Better Storytelling in a Day Session (10:00am-5:30pm)
Level Design in a Day brings together notable level designers from all over the industry to present unique perspectives on the art and science of level design. From the haunting world of The Last of Us to the frenetic pacing of Diablo III, speakers share their insights on ideation, implementation and evolution of the craft. This diverse group of veteran game creators will share in-depth analysis of our art form via traditional lectures, engage with the audience over multiple Q&A sessions and provide one-on-one guidance through portfolio reviews and mock interviews.
Game physics engines are used to create games like Portal, Titanfall, Smash Hit and Diablo III. Games would be far less compelling without the realistic physics simulation that engages the player's intuition and stimulates their motion awareness. Physics has become a staple of the modern gaming tradition as we try to re-create and re-interpret the world around us. The Physics for Game Programmers tutorial brings together speakers from Blizzard, Respawn, Mediocre and Valve. Topics include numerical integration, contact manifolds, destruction, solvers, networking and optimization. The focus is on rigid body physics and real-time simulation in games. There will be a mix of introductory topics, recent algorithms and practical tips.
Physics for Game Programmers Sessions:
Numerical Methods (10:00-11:00am)
Robust Contact Creation for Physics Simulation (11:15am-12:15pm)
Destruction in Smash Hit (1:45-2:45pm)
Physics Optimization Strategies (3:00-4:00pm)
Networking for Physics Programmers (4:30-5:30pm)
Making games is fun, but complicated. The complexities of games increases with each new generation of gaming, and customer expectations grow. Production roles have become even more critical, whether you ship to mobile, the web, the latest consoles or the PC. Successful producers are much more than just schedule jockeys; they are team managers, communication facilitators, conflict mediators, risk mitigators, work enablers and predictors of the future. The Producer Bootcamp will focus on some of the key skills that are required by both producers who are new to the role and seasoned veterans, in order to be successful in this challenging industry.

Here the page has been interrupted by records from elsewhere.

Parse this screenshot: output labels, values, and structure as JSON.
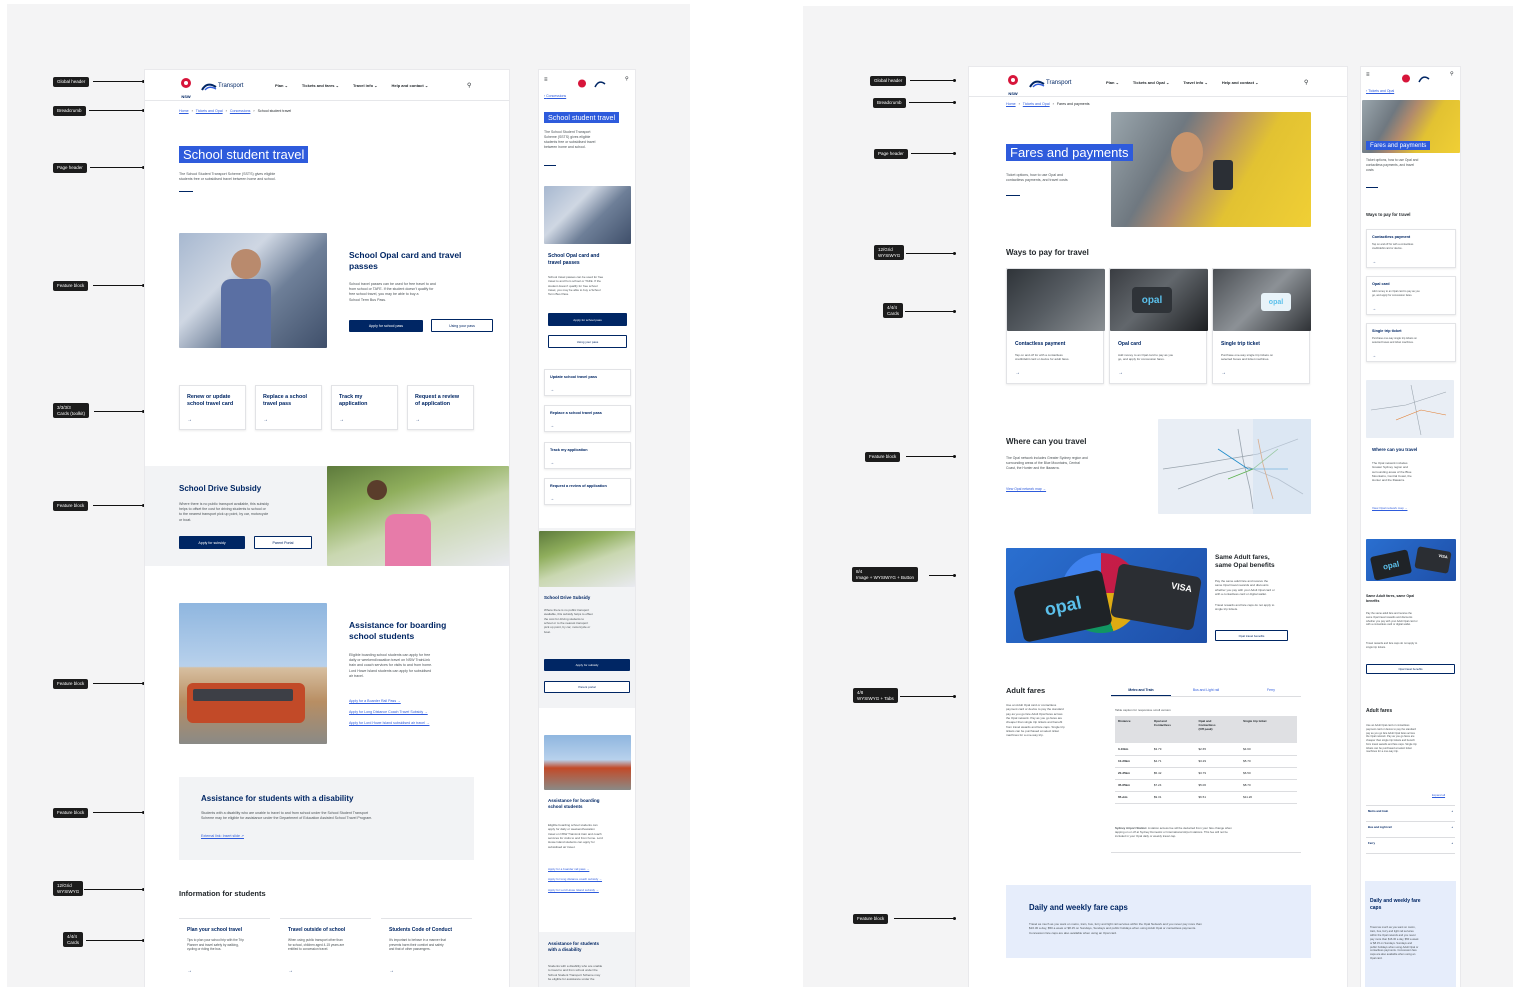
{
  "annotations_left": [
    {
      "id": "a1",
      "text": "Global header"
    },
    {
      "id": "a2",
      "text": "Breadcrumb"
    },
    {
      "id": "a3",
      "text": "Page header"
    },
    {
      "id": "a4",
      "text": "Feature block"
    },
    {
      "id": "a5",
      "text": "3/3/3/3\nCards (toolkit)"
    },
    {
      "id": "a6",
      "text": "Feature block"
    },
    {
      "id": "a7",
      "text": "Feature block"
    },
    {
      "id": "a8",
      "text": "Feature block"
    },
    {
      "id": "a9",
      "text": "12/Grid\nWYSIWYG"
    },
    {
      "id": "a10",
      "text": "4/4/4\nCards"
    }
  ],
  "annotations_right": [
    {
      "id": "b1",
      "text": "Global header"
    },
    {
      "id": "b2",
      "text": "Breadcrumb"
    },
    {
      "id": "b3",
      "text": "Page header"
    },
    {
      "id": "b4",
      "text": "12/Grid\nWYSIWYG"
    },
    {
      "id": "b5",
      "text": "4/4/4\nCards"
    },
    {
      "id": "b6",
      "text": "Feature block"
    },
    {
      "id": "b7",
      "text": "8/4\nImage + WYSIWYG + Button"
    },
    {
      "id": "b8",
      "text": "4/8\nWYSIWYG + Tabs"
    },
    {
      "id": "b9",
      "text": "Feature block"
    }
  ],
  "header": {
    "logo_text": "NSW",
    "brand": "Transport",
    "nav_left": [
      "Plan",
      "Tickets and fares",
      "Travel info",
      "Help and contact"
    ],
    "nav_right": [
      "Plan",
      "Tickets and Opal",
      "Travel info",
      "Help and contact"
    ],
    "search_icon": "search-icon",
    "menu_icon": "hamburger-icon"
  },
  "left": {
    "breadcrumb": [
      "Home",
      "Tickets and Opal",
      "Concessions",
      "School student travel"
    ],
    "mobile_back": "Concessions",
    "title": "School student travel",
    "intro": "The School Student Transport Scheme (SSTS) gives eligible\nstudents free or subsidised travel between home and school.",
    "mobile_intro": "The School Student Transport\nScheme (SSTS) gives eligible\nstudents free or subsidised travel\nbetween home and school.",
    "feature1": {
      "title": "School Opal card and travel\npasses",
      "mobile_title": "School Opal card and\ntravel passes",
      "body": "School travel passes can be used for free travel to and\nfrom school or TAFE. If the student doesn't qualify for\nfree school travel, you may be able to buy a\nSchool Term Bus Pass.",
      "mobile_body": "School travel passes can be used for free\ntravel to and from school or TAFE. If the\nstudent doesn't qualify for free school\ntravel, you may be able to buy a School\nTerm Bus Pass.",
      "primary": "Apply for school pass",
      "secondary": "Using your pass"
    },
    "cards": [
      "Renew or update\nschool travel card",
      "Replace a school\ntravel pass",
      "Track my\napplication",
      "Request a review\nof application"
    ],
    "mobile_cards": [
      "Update school travel pass",
      "Replace a school travel pass",
      "Track my application",
      "Request a review of application"
    ],
    "feature2": {
      "title": "School Drive Subsidy",
      "body": "Where there is no public transport available, this subsidy\nhelps to offset the cost for driving students to school or\nto the nearest transport pick up point, by car, motorcycle\nor boat.",
      "mobile_body": "Where there is no public transport\navailable, this subsidy helps to offset\nthe cost for driving students to\nschool or to the nearest transport\npick up point, by car, motorcycle or\nboat.",
      "primary": "Apply for subsidy",
      "secondary": "Parent Portal",
      "mobile_secondary": "Parent portal"
    },
    "feature3": {
      "title": "Assistance for boarding\nschool students",
      "body": "Eligible boarding school students can apply for free\ndaily or weekend/vacation travel on NSW TrainLink\ntrain and coach services for visits to and from home.\nLord Howe Island students can apply for subsidised\nair travel.",
      "mobile_body": "Eligible boarding school students can\napply for daily or weekend/vacation\ntravel on NSW TrainLink train and coach\nservices for visits to and from home. Lord\nHowe Island students can apply for\nsubsidised air travel.",
      "links": [
        "Apply for a Boarder Rail Pass →",
        "Apply for Long Distance Coach Travel Subsidy →",
        "Apply for Lord Howe Island subsidised air travel →"
      ],
      "mobile_links": [
        "Apply for a boarder  rail pass →",
        "Apply for long distance coach subsidy →",
        "Apply for Lord Howe Island subsidy →"
      ]
    },
    "feature4": {
      "title": "Assistance for students with a disability",
      "mobile_title": "Assistance for students\nwith a disability",
      "body": "Students with a disability who are unable to travel to and from school under the School Student Transport\nScheme may be eligible for assistance under the Department of Education Assisted School Travel Program.",
      "mobile_body": "Students with a disability who are unable\nto travel to and from school under the\nSchool Student Transport Scheme may\nbe eligible for assistance under the",
      "link": "External link: Insert slide ↗"
    },
    "info_title": "Information for students",
    "info_cards": [
      {
        "title": "Plan your school travel",
        "body": "Tips to plan your school trip with the Trip\nPlanner and travel safely by walking,\ncycling or riding the bus."
      },
      {
        "title": "Travel outside of school",
        "body": "When using public transport other than\nfor school, children aged 4-15 years are\nentitled to concession travel."
      },
      {
        "title": "Students Code of Conduct",
        "body": "It's important to behave in a manner that\nprevents harm their comfort and safety\nand that of other passengers."
      }
    ]
  },
  "right": {
    "breadcrumb": [
      "Home",
      "Tickets and Opal",
      "Fares and payments"
    ],
    "mobile_back": "Tickets and Opal",
    "title": "Fares and payments",
    "intro": "Ticket options, how to use Opal and\ncontactless payments, and travel costs",
    "mobile_intro": "Ticket options, how to use Opal and\ncontactless payments, and travel\ncosts",
    "ways_title": "Ways to pay for travel",
    "pay_cards": [
      {
        "title": "Contactless payment",
        "body": "Tap on and off for with a contactless\ncredit/debit card or device for adult fares."
      },
      {
        "title": "Opal card",
        "body": "Add money to an Opal card to pay as you\ngo, and apply for concession fares."
      },
      {
        "title": "Single trip ticket",
        "body": "Purchase one-way single trip tickets on\nselected buses and ticket machines."
      }
    ],
    "mobile_pay_cards": [
      {
        "title": "Contactless payment",
        "body": "Tap on and off for with a contactless\ncredit/debit card or device."
      },
      {
        "title": "Opal card",
        "body": "Add money to an Opal card to pay as you\ngo, and apply for concession fares."
      },
      {
        "title": "Single trip ticket",
        "body": "Purchase one-way single trip tickets on\nselected buses and ticket machines."
      }
    ],
    "where": {
      "title": "Where can you travel",
      "body": "The Opal network includes Greater Sydney region and\nsurrounding areas of the Blue Mountains, Central\nCoast, the Hunter and the Illawarra.",
      "mobile_body": "The Opal network includes\nGreater Sydney region and\nsurrounding areas of the Blue\nMountains, Central Coast, the\nHunter and the Illawarra.",
      "link": "View Opal network map →"
    },
    "same": {
      "title": "Same Adult fares,\nsame Opal benefits",
      "mobile_title": "Same Adult fares, same Opal\nbenefits",
      "body": "Pay the same adult fare and receive the\nsame Opal travel rewards and discounts\nwhether you pay with your Adult Opal card or\nwith a contactless card or digital wallet.",
      "body2": "Travel rewards and fare caps do not apply to\nsingle trip tickets.",
      "button": "Opal travel benefits",
      "opal_text": "opal",
      "visa_text": "VISA"
    },
    "adult": {
      "title": "Adult fares",
      "body": "Use an Adult Opal card or contactless\npayment card or device to pay the standard\npay as you go fare Adult Opal fares across\nthe Opal network. Pay as you go fares are\ncheaper than single trip tickets and benefit\nfrom travel awards and fare caps. Single trip\ntickets can be purchased at select ticket\nmachines for a one-way trip.",
      "tabs": [
        "Metro and Train",
        "Bus and Light rail",
        "Ferry"
      ],
      "caption": "Table caption for responsive scroll version",
      "columns": [
        "Distance",
        "Opal and\nContactless",
        "Opal and\nContactless\n(Off peak)",
        "Single trip ticket"
      ],
      "rows": [
        [
          "0-10km",
          "$3.79",
          "$2.65",
          "$4.60"
        ],
        [
          "10-20km",
          "$4.71",
          "$3.29",
          "$5.70"
        ],
        [
          "20-35km",
          "$5.42",
          "$3.79",
          "$6.50"
        ],
        [
          "35-65km",
          "$7.24",
          "$5.06",
          "$8.70"
        ],
        [
          "65+km",
          "$9.31",
          "$6.51",
          "$11.20"
        ]
      ],
      "note_bold": "Sydney Airport Station:",
      "note": " A station access fee will be deducted from your fare change when\ntapping on or off at Sydney Domestic or International Airport stations. This fee will not be\nincluded in your Opal daily or weekly travel cap.",
      "expand": "Expand all",
      "accordion": [
        "Metro and train",
        "Bus and Light rail",
        "Ferry"
      ]
    },
    "caps": {
      "title": "Daily and weekly fare caps",
      "mobile_title": "Daily and weekly fare\ncaps",
      "body": "Travel as much as you want on metro, train, bus, ferry and light rail services within the Opal Network and you never pay more than\n$16.30 a day, $50 a week or $8.15 on Sundays, Sundays and public holidays when using Adult Opal or contactless payments.\nConcession fare caps are also available when using an Opal card.",
      "mobile_body": "Travel as much as you want on metro,\ntrain, bus, ferry and light rail services\nwithin the Opal network and you never\npay more than $16.30 a day, $50 a week\nor $8.15 on Sundays. Sundays and\npublic holidays when using Adult Opal or\ncontactless payments. Concession fare\ncaps are also available when using an\nOpal card."
    }
  },
  "colors": {
    "navy": "#002664",
    "accent_blue": "#2e5bdc",
    "annotation_bg": "#1c1c1c"
  }
}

Producer Bootcamp Sessions: Schedule TBA
Technical art continues to march forward and at a faster pace than most disciplines, as it is wide-reaching and wide open. Rigging, Python, pipelines, shaders and unit tests are all known and understood at this time. It's time to push forward and stretch our legs. Large studios need more powerful tool-chains with more professional development environments and small teams need each and every member to be very technically capable. Technical artists know efficiency is at a premium, and a working tool is not good enough anymore; tech artists will learn to focus on a quality user experience when designing tools and workflows. Tech animators will learn quick prototyping techniques of animation systems, which has traditionally been one of the most complex areas to author. More techniques for automating asset processing, fast cinematic workflows, and optimizing asset performance for run-time will be covered.